Does grandma drink too much? Learn what you can do...and why you have to do it.
A recent Penn State University study on alcohol use and abuse amongst the elderly1 concluded that approximately half of all older alcoholics are never appropriately diagnosed, and as a result are never presented with appropriate alcohol abuse treatment options. Another independent study reported that as many as 1 in 6 seniors has an alcohol abuse problem; and if you do the math…that's a lot of people being left to suffer the pain of addiction.
Why No One Intervenes
There are a number of reasons why elderly alcohol abuse is so underreported. Firstly, the elderly in general have less contact with the outside world, and as a result are less likely to get noticed for their problem drinking. The elderly are far less likely to drive drunk, get in a bar fight, or lose a job, and as such they can often drink to very harmful levels before anyone notices.
Secondly, there is a seeming reluctance for health care professionals to make a diagnosis of alcohol abuse in the elderly. Often, alcohol may be involved in an emergency room visit, as a result of a fall or other injury, and although doctors and health professionals may suspect alcohol abuse, they are statistically very unlikely to diagnosis it as such. They may be uncomfortable with the diagnosis, or even be unsure on how the treatment is possible for an older adult.
The third reason for the under diagnosis is both an unwillingness for older adults, particularity older women, to request treatment at their own behest, as well as a reluctance on the part of families or friends to intervene in a senior's drinking. The elderly seem far more concerned about the embarrassment of being labeled an alcoholic, and families seem to feel that there is little point in intervening…that it's too late for change…that it doesn't do much harm…that it's their only comfort left.
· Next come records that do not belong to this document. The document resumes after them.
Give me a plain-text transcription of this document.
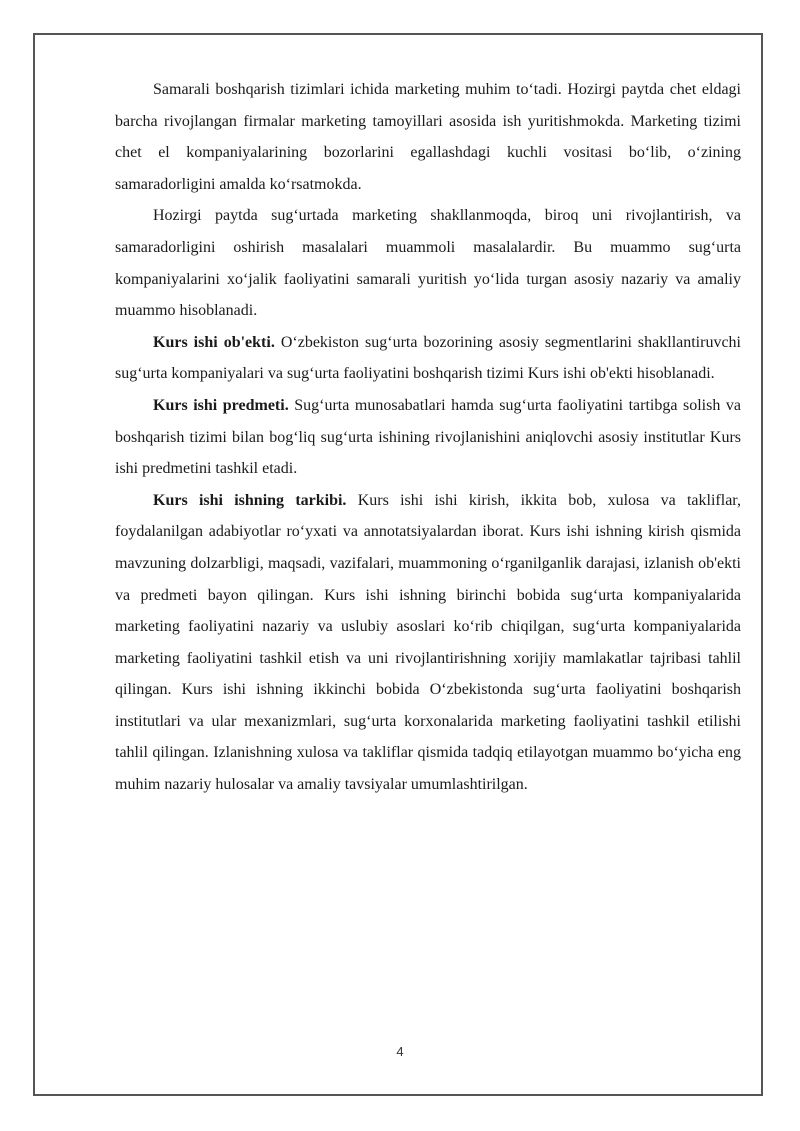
Samarali boshqarish tizimlari ichida marketing muhim to‘tadi. Hozirgi paytda chet eldagi barcha rivojlangan firmalar marketing tamoyillari asosida ish yuritishmokda. Marketing tizimi chet el kompaniyalarining bozorlarini egallashdagi kuchli vositasi bo‘lib, o‘zining samaradorligini amalda ko‘rsatmokda.

Hozirgi paytda sug‘urtada marketing shakllanmoqda, biroq uni rivojlantirish, va samaradorligini oshirish masalalari muammoli masalalardir. Bu muammo sug‘urta kompaniyalarini xo‘jalik faoliyatini samarali yuritish yo‘lida turgan asosiy nazariy va amaliy muammo hisoblanadi.

Kurs ishi ob'ekti. O‘zbekiston sug‘urta bozorining asosiy segmentlarini shakllantiruvchi sug‘urta kompaniyalari va sug‘urta faoliyatini boshqarish tizimi Kurs ishi ob'ekti hisoblanadi.

Kurs ishi predmeti. Sug‘urta munosabatlari hamda sug‘urta faoliyatini tartibga solish va boshqarish tizimi bilan bog‘liq sug‘urta ishining rivojlanishini aniqlovchi asosiy institutlar Kurs ishi predmetini tashkil etadi.

Kurs ishi ishning tarkibi. Kurs ishi ishi kirish, ikkita bob, xulosa va takliflar, foydalanilgan adabiyotlar ro‘yxati va annotatsiyalardan iborat. Kurs ishi ishning kirish qismida mavzuning dolzarbligi, maqsadi, vazifalari, muammoning o‘rganilganlik darajasi, izlanish ob'ekti va predmeti bayon qilingan. Kurs ishi ishning birinchi bobida sug‘urta kompaniyalarida marketing faoliyatini nazariy va uslubiy asoslari ko‘rib chiqilgan, sug‘urta kompaniyalarida marketing faoliyatini tashkil etish va uni rivojlantirishning xorijiy mamlakatlar tajribasi tahlil qilingan. Kurs ishi ishning ikkinchi bobida O‘zbekistonda sug‘urta faoliyatini boshqarish institutlari va ular mexanizmlari, sug‘urta korxonalarida marketing faoliyatini tashkil etilishi tahlil qilingan. Izlanishning xulosa va takliflar qismida tadqiq etilayotgan muammo bo‘yicha eng muhim nazariy hulosalar va amaliy tavsiyalar umumlashtirilgan.

4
Alcohol Abuse Does Great Harm to the Elderly
The fact is though, although alcohol abuse is harmful at any age, it is never more harmful than on the elderly. The impact of alcohol related injuries is much more severe, the risk of harmful medication interactions is much greater, and the general physical effects of the alcohol are more debilitating. Alcohol ages and reduces the quality of life of elderly patients at an alarming rate.
The ideation that the elderly are too set in their ways, or that it is too late to start treatment at this late stage in life, also seems to be myth. Older alcoholics are far more likely to attend their recommended treatment programs to their conclusion, and continue with after care programming for the full recommended duration. The successful abstinence rate for seniors is actually quite good.
Get Them the Help They Deserve
Older adults deserve the same access to treatment and quality of life as do younger adults, and any attempts to "spare" them from treatments actually does them a great disservice, and significantly reduces the quality of life of their golden years.
If you are concerned about the drinking of an elderly relative or friend, do not attempt to spare them the embarrassment or difficulty of treatment; it is not a kindness that you do to them. If you care, take action, and improve their health, their cognitive functioning, and their ultimate lifespan as you get them the treatment they need, and the treatment they deserve.
Alcohol is not a "comfort" and although life changes like the loss of a spouse, a troubling retirement or ill health, are not to be taken lightly, neither are they an appropriate excuse for self destructive behavior, at any age.